Some 525,000 people live in Edinburgh. More than four million visit “Edinburgh” each year. The two cities – one real, one conjured – are imperfectly overlaid, causing chafing, friction, irritation. Edinburgh has been named one of the world’s worst overtourism hotspots. In August, in normal times, the historic centre becomes uncomfortably crowded, locals grumble about “festivalisation”, and express frustration that the city is not run for its citizens. No one would have wished for a health crisis to crash the money machine, but this is an opportunity to see the place clearly in a way that hasn’t been possible for years. It is a chance for Edinburgh and Edinburghers to renew their vows.

Robin Mitchell runs Cadies & Witchery Tours. This will be the first summer since 1985 that he won’t be leading walking groups to scenes of reputed hauntings and historic gruesomeness. While acknowledging the disaster for the Edinburgh and Scottish economy, he is looking forward to a calmer August: “The city is taking a deep breath, and it may not be a bad thing if tourism comes back on a smaller scale.”

He has been spending these strange, slow days in Greyfriars Kirkyard. Usually, this ancient churchyard is very busy. It is on the Harry Potter pilgrimage trail (JK Rowling is said to have named characters after people buried here) and is the focus of one of Edinburgh’s best-loved stories: that of Greyfriars Bobby, the faithful terrier who slept on his master’s grave. Tourists had taken to rubbing – for luck – the nose of the statue of Bobby, but this tradition has, of late, gone into steep decline.
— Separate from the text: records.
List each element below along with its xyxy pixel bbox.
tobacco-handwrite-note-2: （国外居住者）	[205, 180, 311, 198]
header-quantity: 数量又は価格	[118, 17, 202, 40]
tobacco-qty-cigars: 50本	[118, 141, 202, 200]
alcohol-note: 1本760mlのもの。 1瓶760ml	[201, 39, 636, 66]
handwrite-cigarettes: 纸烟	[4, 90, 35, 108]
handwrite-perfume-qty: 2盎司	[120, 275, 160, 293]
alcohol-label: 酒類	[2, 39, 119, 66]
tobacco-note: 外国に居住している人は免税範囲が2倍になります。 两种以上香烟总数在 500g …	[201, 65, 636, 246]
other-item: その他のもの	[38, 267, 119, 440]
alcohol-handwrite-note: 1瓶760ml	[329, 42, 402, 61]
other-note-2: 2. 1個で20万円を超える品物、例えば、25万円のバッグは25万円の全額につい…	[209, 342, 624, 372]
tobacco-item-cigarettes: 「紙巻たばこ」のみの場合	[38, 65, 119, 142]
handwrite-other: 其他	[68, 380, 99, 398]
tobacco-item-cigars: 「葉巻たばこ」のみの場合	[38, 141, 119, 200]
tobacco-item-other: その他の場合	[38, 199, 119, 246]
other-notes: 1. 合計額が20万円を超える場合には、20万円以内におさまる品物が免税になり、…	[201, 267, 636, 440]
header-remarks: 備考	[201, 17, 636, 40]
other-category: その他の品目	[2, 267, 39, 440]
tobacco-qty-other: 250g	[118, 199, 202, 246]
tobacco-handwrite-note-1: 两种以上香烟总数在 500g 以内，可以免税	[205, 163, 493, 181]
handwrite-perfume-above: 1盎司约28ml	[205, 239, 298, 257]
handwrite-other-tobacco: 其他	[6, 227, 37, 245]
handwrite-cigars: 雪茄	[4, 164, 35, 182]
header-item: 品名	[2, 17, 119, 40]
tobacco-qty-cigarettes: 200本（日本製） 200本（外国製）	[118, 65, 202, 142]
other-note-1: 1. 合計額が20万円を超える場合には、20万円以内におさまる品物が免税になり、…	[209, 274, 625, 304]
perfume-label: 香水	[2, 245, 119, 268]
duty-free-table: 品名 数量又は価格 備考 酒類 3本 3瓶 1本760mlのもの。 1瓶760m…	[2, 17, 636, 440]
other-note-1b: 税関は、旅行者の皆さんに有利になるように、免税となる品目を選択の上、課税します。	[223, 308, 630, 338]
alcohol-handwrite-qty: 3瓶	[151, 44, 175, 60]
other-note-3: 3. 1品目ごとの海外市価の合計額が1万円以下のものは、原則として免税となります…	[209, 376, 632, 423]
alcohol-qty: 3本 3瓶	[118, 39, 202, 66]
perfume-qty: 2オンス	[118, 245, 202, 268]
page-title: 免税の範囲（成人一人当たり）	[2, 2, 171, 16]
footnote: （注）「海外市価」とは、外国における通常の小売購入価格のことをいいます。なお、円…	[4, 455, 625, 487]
Nobody wants to catch Covid-19 from a wee bronze dug.

Without the crowds, and with a new delicious loneliness, Greyfriars is revealed as extraordinary: soot-stained stones hoaching with skulls, beasts, screaming demons. If you have a taste for the gothic, if you are a goth with taste, this is the place for you.

We take a turn among the tombs then walk back out on to the empty streets. Here is Edinburgh as she has not been seen for decades. No fireworks or fire-eaters, no stag dos or silent discos – just a beautiful old town and the people who love her best.

“This is an absolute gift,” Mitchell says. “We’re experiencing something we may never experience again.”